老婆子站在店门口望着车子离开的方向,怔怔出神了好一会,一阵长吁短叹之后,抹了把眼角的泪和额头的汗,又哭又笑地走回了店里。
她将该找给长腿妹的零钱用一根橡皮筋扎好,捡起装香烛纸钱的塑料袋,将钱放入袋中,将袋口扎好,打开柜台的一页小门,将东西放了进去,以便长腿妹下次出现时能直接把东西给她。
不过,想来大概是没什么机会了。
“念丫头长大了,翅膀也真的硬咯……飞远点好啊,飞远了就别再回来了。”
车子驶出村子几百米后,长腿妹突然一个急刹将车停在了路边。
牧知白差点从座位上滑下去,睁开眼朝她投去不悦的视线。
长腿妹解开安全带下车,绕道副驾驶外,打开车门。
“你干嘛?”牧知白问。
“我心情有点不好,你去开车。”
牧知白瞪眼,用“你是在逗我玩吗”的眼神看着她。
“我不会开车。”
“不会可以学,过去,我教你。”
“你开什么国际玩笑!?”牧知白指了指省道,“这里又不是驾校!”
“反正这破地方除了乡镇班车几乎不会有车来,你怕什么?”
牧知白被气笑了:“你神经病吧!公路就是公路,哪有你这么胡来的!”
“啧!少废话,你开不开?”
“我开你妈的开!”
牧知白抬脚朝她踹了过去,长腿妹闪开,牧知白将车门用力拉上,将车门反锁,重新躺回椅背上。

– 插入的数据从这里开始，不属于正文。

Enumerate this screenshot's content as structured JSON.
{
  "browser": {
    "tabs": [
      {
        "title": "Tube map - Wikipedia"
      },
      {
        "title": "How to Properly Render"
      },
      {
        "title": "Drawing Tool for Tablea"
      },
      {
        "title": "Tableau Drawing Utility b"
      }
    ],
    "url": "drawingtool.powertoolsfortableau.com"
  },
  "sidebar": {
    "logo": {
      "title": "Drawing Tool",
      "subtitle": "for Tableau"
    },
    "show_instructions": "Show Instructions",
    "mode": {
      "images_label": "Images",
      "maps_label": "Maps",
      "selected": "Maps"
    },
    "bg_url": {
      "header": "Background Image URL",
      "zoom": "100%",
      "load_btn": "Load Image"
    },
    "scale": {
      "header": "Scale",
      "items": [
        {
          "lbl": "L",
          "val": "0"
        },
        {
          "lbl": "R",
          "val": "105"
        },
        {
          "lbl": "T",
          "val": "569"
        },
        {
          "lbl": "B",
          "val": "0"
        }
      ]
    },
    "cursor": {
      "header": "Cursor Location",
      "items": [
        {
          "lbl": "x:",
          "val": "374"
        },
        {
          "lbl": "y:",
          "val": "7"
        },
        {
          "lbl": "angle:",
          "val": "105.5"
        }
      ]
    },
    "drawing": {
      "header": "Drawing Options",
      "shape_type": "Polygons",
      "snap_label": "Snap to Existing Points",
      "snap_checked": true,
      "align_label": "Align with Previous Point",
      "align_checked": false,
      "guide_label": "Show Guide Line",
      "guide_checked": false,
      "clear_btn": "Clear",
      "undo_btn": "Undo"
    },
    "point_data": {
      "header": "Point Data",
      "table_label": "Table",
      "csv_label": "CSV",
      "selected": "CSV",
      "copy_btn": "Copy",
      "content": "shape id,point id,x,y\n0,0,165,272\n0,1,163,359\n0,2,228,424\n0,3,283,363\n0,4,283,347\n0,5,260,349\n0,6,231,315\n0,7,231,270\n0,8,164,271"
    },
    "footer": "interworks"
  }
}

长腿妹狠狠踢了车门一脚,发出巨大的响声,听得牧知白眼皮子一跳。
她重新回到驾驶座上,打开车载音响播放逮虾户,将车速开得更快了几分,不断漂移过弯,不到三分钟,车屁股就五次在过弯时擦过路边的山体。。
牧知白终于忍不住坐起身,探出头看了眼刚才被她踢过的车门。
车门深深凹陷,显然是得换了。
他又抬眸通过后视镜看了眼车屁股,具体情况看不清,但右后方凹下去那么大一块,想来不大修是不行了。
“该死的有钱人!”
他低骂一声,正想收回视线,脑袋突然就撞在了石山上,疼得他龇牙咧嘴。
“你今天他妈的是吃错药了吗?”
他忍不住破口大骂。
长腿妹没有回答,只是又将车速提快了几分。
牧知白感觉自己整个人都要被甩出去,抬手抓住车顶的握把,转头朝长腿妹恶狠狠瞪去,却又突然一愣。
长腿妹一边抹着眼泪,一边单手飙车。
也许是跟她往日的形象太过反差,这鼻子都哭红了模样,让牧知白心一软,心中暗呼我见犹怜。
但是……
她这单手操控方向盘以及换档的操作,还是看得牧知白头皮发麻。
他咽了口唾沫,硬着头皮道:“你能不能先冷静一点?”
长腿妹用一脚油门回应了他。
得,情绪化的女人果然是劝不住的。
牧知白放弃了挣扎,抓紧握把,闭上眼睛听天由命。
半个多小时后,车子开到一座县城,在一家酒店门口停下。
牧知白似逃离魔窟般飞速跳下车,蹲在路边干呕了起来。
等了一会,长腿妹一把拧住他的后衣领,将他拖进了酒店大堂,来到收银台之前,从他口袋里摸出身份证,跟自己的一起扔在收银小妹面前。
“豪华电竞双人间,先订个七天。”
收银小妹愣了一下,小心翼翼微微探头看了眼生无可恋的牧知白,一副活久见的模样,心中暗暗吐槽:【我靠,老男人哄骗小姑娘开房的见多了,今天这是让我遇到富婆带着小白脸出来偷情了?不过这看着也不太像啊,这女人好像刚哭过的样子……卧槽,该不会是什么禁忌之恋,背着家人出来……】
年轻的收银小妹很会脑补,不一会就脑补出了一出几十万字的狗血伦理剧,越想越兴奋,脸蛋都有些发烫。
“看什么看,给我搞快点!”
长腿妹不满地用力拍了下收银台,满脸不耐烦。
收银小妹回过神,连忙操控鼠标,噼里啪啦敲打键盘。
片刻之后,长腿妹拿着房卡,拖着宛若一条死狗的牧知白进入电梯。